Time to revisit my Dec. 2018 "X Homes + Y People + Z cars =?"  Sooke construction overview and catch up on the rush of activity since then. I called for a "pause" in my 2018 election campaign until new master plans were in place to guide community growth, and the good news is that the District sports a refreshed set of them (almost, pending eventual approval of the new OCP). All affirm and renew Sooke's long-time focus on smart-growth density, job creation, community development and appropriately denser housing in the town centre while protecting our rural lands and character. I have voted these last four unexpected, roller-COVIDcoaster years against sprawl and up-zoning while learning and necessarily accepting that development legally can proceed when zoning is in place. 

The 2008/09 recession that slowed anticipated local growth is long past. Sooke has lost its best-kept secret status to the regret of many of us who value small-town charm and pace, and who continually need to remind ourselves that we're still living remarkably wild by nature in this still unspoilt region. Have a look out the front doors of the new Sooke library (or from the sports court box, for that matter) and convince me I'm wrong. As much as it may feel like it on days we don't stray far from #14, we are not becoming an extension of Langford even with the growth in traffic between here and there.

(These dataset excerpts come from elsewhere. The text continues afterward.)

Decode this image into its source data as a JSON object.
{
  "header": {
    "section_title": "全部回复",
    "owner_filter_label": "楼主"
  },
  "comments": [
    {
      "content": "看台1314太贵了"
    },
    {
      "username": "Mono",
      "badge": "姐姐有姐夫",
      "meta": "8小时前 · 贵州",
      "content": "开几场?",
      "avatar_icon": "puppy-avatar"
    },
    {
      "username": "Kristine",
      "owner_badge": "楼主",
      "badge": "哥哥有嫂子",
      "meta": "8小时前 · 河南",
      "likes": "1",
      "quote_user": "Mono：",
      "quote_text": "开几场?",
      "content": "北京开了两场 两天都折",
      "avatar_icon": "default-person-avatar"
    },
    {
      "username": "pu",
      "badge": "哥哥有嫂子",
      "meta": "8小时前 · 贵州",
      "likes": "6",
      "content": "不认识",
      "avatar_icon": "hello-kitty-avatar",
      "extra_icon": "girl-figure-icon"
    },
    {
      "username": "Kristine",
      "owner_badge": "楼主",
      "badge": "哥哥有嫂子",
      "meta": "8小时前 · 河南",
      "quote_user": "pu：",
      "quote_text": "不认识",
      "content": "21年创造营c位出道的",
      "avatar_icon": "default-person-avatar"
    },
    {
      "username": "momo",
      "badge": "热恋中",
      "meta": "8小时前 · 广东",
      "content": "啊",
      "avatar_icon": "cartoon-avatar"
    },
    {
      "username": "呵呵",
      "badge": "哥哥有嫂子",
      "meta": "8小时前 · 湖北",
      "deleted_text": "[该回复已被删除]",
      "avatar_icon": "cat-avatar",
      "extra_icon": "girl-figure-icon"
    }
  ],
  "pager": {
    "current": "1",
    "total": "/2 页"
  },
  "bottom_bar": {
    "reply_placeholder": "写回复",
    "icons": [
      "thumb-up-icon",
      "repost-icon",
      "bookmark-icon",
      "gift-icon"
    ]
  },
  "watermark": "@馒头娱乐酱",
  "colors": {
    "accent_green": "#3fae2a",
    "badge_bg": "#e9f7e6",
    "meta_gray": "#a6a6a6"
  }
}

(And that's right, I'm not a commuter but I know the feeling as recently as last week during a late-afternoon crawl home starting at Daniel's Market. Alleviating traffic congestion is a primary goal in three key #Sooke documents -- the provisional OCP, the newly minted Climate Action Plan and the 2021 Community Economic Development Strategy and Action Plan. Implementation of BC Transit's Sooke Local Area Transit Plan and the south island RapidBus system will also help in growing our region-leading 12% per capita ridership.) 

For the most part, the incoming, mostly mixed-use commercial and residential projects listed below have the required zoning and will -- pending council approval of their various commitments to meet Sooke's Development Permit, Town Centre Design Handbook and Downtown Design guidelines -- be breaking ground in the heart of the "complete and compact community" that the CRD's Regional Growth Strategy and our own Official Community Plan (both current and pending) demands. Our Transportation Master Plan also confirms "high growth potential" for the Town Centre with "moderate growth" for the Sewer Specified Area (which could expand with Kaltasin and Whiffin Spit neighbourhood assent should sewer expansion grant funding be available as we'll discover this time next year.) 

All this developer interest and activity is a product, I'll hazard to say, of a number of factors here where we've just reached city-status with our 15,000+ population:

* The clear vision and practical action plans for the short and mid-term future contained in our updated master plans, including the aforementioned multi-modal Transportation plan with its focus on the Throup-Grant Rd. connector route/bypass. 

* The continued evolution of an attractive, functional town centre with smartly updated arterial corridors (Otter Point Rd., Church Rd., Charters to follow), bike lanes, new sidewalks (as far as Ed Macgregor Park on the West Coast Rd. with continuation on to Whiffin Spit Rd. next) and a street-front business community marked more by unique independents than identikit national chains.  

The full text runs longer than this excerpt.